Last week, we learned that the Paris climate agreement will go into effect in November after the European Union formally joined the accord, tipping it past the threshold needed to become a reality.

Now this week brings another major foray in international climate diplomacy, as close to 200 countries adopted an amendment to the 1987 Montreal Protocol to phase down the use of hydrofluorocarbons, or HFCs, which are super-polluting, powerful greenhouse gases.

“The prospects for the future of our planet are bright,” U.S. Environmental Protection Agency Administrator Gina McCarthy said in a statement. McCarthy led a U.S. delegation to Kigali, Rwanda, where the deal was struck early Saturday after negotiations that ran through the night.

President Barack Obama also hailed the accord in a statement Saturday morning. “Today's agreement caps off a critical 10 days in our global efforts to combat climate change,” he said. “In addition to today's amendment, countries last week crossed the threshold for the Paris Agreement to enter into force and reached a deal to constrain international aviation emissions. Together, these steps show that, while diplomacy is never easy, we can work together to leave our children a planet that is safer, more prosperous, more secure, and more free than the one that was left for us.”

HFCs don't get much attention, but when the original Montreal Protocol phased out chlorofluorocarbons, which were destroying the planet's ozone layer, manufacturers had to find a replacement chemical to use as refrigerants and in other industrial applications.

Along came HFCs, which were much better for the ozone layer but, like CFCs, also happen to be a strong global warming agent.

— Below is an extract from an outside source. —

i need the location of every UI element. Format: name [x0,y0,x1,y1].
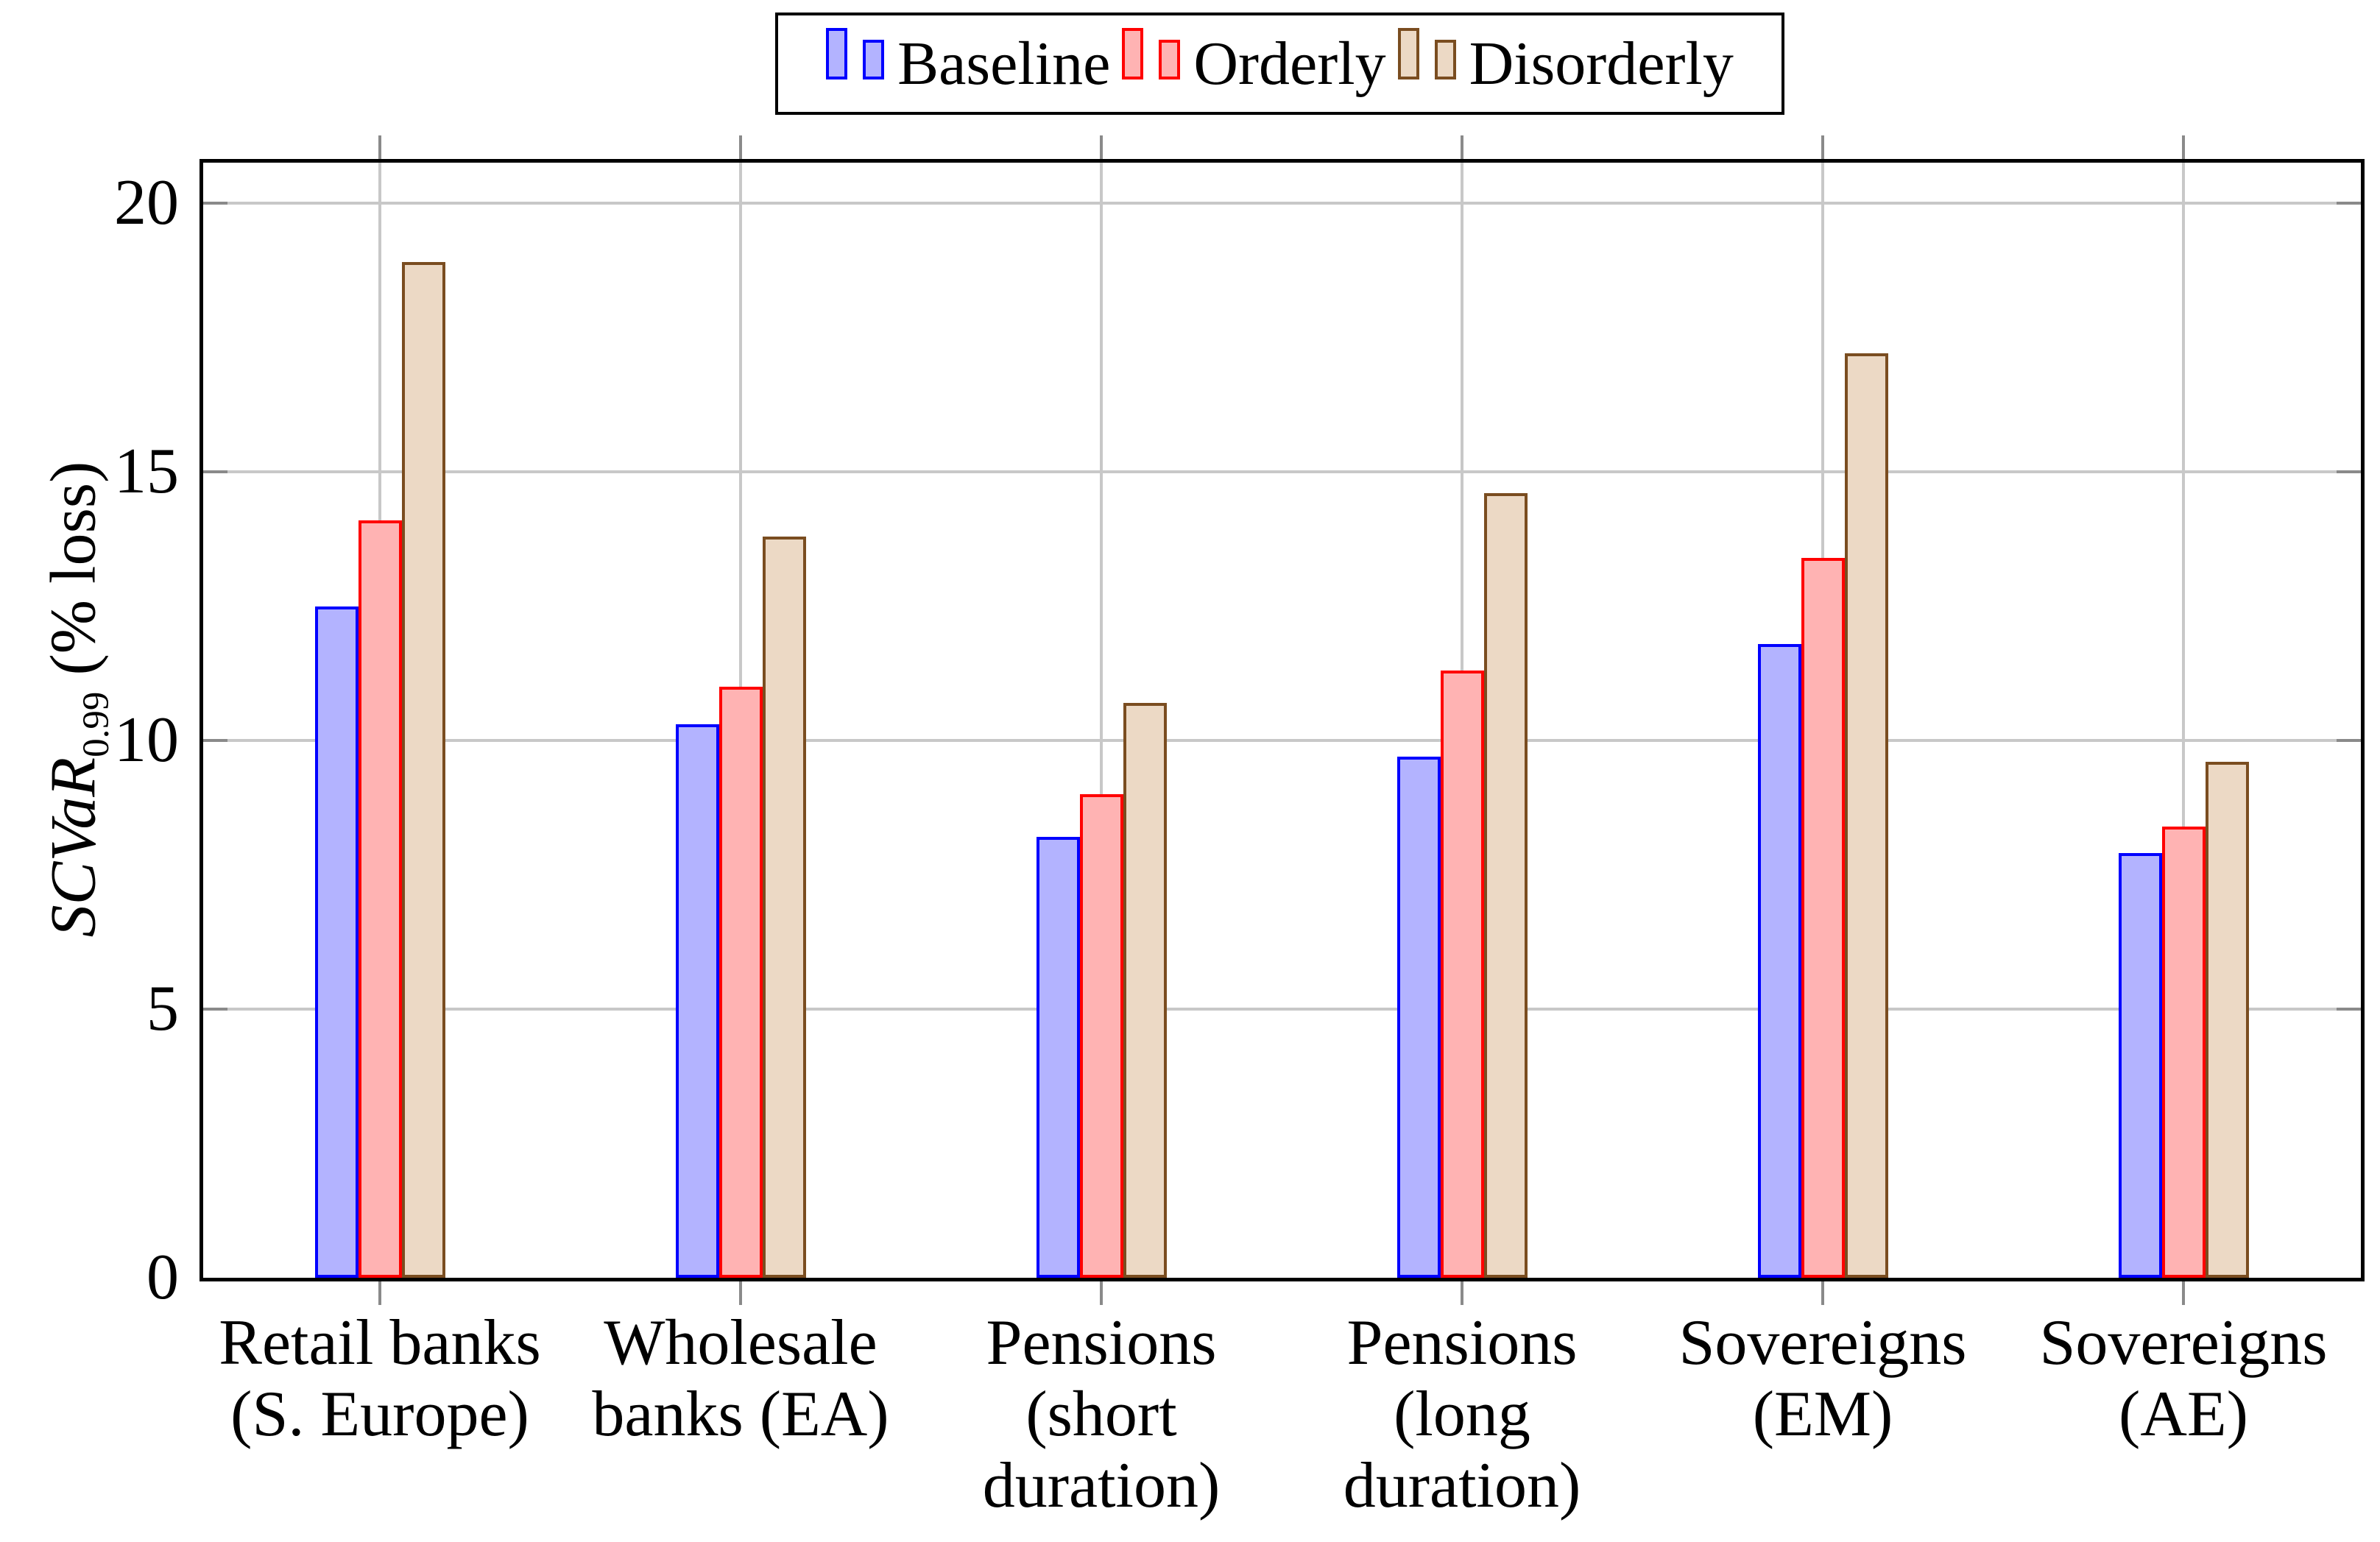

The chemicals are vastly more powerful than carbon dioxide over a 100 year time frame when it comes to warming the atmosphere.

Scientists fear that a forecast explosion in air conditioning all around the world could result in so much HFC leakage that it could warm the global temperature by an additional half a degree Celsius by the end of the century, which would blow past warming thresholds outlined in the Paris agreement.

Under the “Kigali Amendment” approved early Saturday, the planned reduction of HFCs would have an impact similar to the removal of 80 billion tons of carbon dioxide from the atmosphere over the next 35 years, according to the Natural Resources Defense Council.

Paul Bledsoe, who worked on climate issues under President Bill Clinton in the 1990s, said the agreement could help “lessen climate change impacts like sea-level rise, wildfires, and extreme storms and floods.” In addition, “it should jump-start other efforts to get to prevent runaway climate change,” he said.

Under the new agreement, developed and developing countries will have different “freeze dates,” or years when they must peak their HFC emissions and then begin to bring them down steadily over time. For developed nations like the U.S., the date will be 2019. For the majority of developing nations, it will be 2024, except for a few nations, including India and Pakistan, which will take until 2028.

“We came to take a half a degree Celsius out of future warming, and we won about 90 percent of our climate prize,” said Durwood Zaelke, the head of the Institute for Governance & Sustainable Development.

Zaelke noted that economic forces will also kick in to push manufacturers away from using HFCs. And that could make up the difference.

The upshot is that on November 7, when nations of the world gather in Marrakesh, Morocco, for a key United Nations climate meeting, they will not only have the Paris agreement in force far earlier than anyone initially expected, but will also be operating with a new HFC regime.